Wireless multi-room audio and high-end audio dominated the news cycle in recent days, but on a recent weekend trip to New York’s state’s Hudson Valley region, my thoughts turned to an earlier generation of home-audio products. Much earlier.
In a dusty antique store, I found not one but two compact audio systems from another era. Both were RCA Victor turntables with a footprint of only about 1.5 square feet and a height of about eight inches, excluding tonearm. Neither was designed for use with a bulky gramophone horn. And neither turntable required electricity to operate; you cranked a handle and let the 78s spin.

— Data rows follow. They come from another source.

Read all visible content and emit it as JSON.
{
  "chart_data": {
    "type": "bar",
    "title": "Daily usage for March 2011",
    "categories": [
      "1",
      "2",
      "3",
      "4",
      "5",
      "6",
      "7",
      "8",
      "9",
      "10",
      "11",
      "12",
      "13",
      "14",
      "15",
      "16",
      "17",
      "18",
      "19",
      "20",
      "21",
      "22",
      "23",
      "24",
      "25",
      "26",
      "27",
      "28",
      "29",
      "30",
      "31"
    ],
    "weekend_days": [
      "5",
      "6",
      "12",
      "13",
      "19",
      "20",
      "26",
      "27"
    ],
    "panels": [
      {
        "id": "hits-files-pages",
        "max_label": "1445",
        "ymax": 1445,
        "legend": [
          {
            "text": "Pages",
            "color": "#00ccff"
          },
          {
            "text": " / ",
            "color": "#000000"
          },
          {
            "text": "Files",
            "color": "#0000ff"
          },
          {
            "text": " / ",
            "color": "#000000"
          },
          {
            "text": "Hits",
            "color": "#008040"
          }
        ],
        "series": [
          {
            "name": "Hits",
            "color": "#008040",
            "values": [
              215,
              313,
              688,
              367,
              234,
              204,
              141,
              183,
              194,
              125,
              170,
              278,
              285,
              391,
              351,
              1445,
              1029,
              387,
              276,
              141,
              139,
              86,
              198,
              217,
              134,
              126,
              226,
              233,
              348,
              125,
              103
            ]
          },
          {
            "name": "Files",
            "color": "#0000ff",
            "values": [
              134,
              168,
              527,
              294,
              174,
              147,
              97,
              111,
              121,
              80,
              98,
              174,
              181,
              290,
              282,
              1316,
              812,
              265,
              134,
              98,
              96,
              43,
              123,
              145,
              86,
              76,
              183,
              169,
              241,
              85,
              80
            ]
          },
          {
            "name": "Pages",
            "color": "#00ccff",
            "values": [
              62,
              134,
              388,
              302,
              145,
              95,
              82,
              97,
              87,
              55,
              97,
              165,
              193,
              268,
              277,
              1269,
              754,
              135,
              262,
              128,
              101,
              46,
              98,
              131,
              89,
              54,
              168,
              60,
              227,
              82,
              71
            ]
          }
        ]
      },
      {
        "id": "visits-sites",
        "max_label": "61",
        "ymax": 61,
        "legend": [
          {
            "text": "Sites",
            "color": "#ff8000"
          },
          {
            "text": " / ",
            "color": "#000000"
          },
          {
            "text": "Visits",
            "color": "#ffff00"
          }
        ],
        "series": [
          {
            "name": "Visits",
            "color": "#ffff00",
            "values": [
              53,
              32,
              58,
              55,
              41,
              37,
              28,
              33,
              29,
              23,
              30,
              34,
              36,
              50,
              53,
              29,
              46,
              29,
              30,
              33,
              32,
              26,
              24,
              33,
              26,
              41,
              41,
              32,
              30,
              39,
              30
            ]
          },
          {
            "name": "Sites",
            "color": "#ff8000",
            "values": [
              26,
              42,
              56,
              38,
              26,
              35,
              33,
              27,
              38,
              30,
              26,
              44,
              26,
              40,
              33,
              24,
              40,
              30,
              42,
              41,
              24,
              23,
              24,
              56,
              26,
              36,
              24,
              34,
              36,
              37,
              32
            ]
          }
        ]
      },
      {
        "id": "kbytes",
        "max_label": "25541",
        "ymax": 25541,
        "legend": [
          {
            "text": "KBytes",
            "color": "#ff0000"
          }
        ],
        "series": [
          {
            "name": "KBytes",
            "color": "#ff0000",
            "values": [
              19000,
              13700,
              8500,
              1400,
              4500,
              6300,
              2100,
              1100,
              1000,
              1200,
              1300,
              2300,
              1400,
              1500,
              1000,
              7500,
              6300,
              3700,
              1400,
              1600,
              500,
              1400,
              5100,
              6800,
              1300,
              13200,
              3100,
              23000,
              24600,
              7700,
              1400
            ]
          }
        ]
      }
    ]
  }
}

Because of their size and hand-crank operation, you could use either one as a portable boombox and take your music on the go. Boombox, by the way, would be an accurate description of these devices. Vibrations picked up by the record player’s “needle” are transmitted through the tonearm to the hollow oak base beneath the record player’s rotating platter. Inside the base, the vibrations are amplified by a wooden horn with horizontal wood fins that fire out toward listeners. To adjust the volume, you swing open two doors on the front of the base, opening them up all the way to crank it up.
I brought the smaller model home to join a trio of old-time radios. The turntable’s sound was bright, and the vocals weren’t always intelligible. (Might have been the software.) But I caught enough lyrics to understand why one record was labeled “not licensed for broadcast.”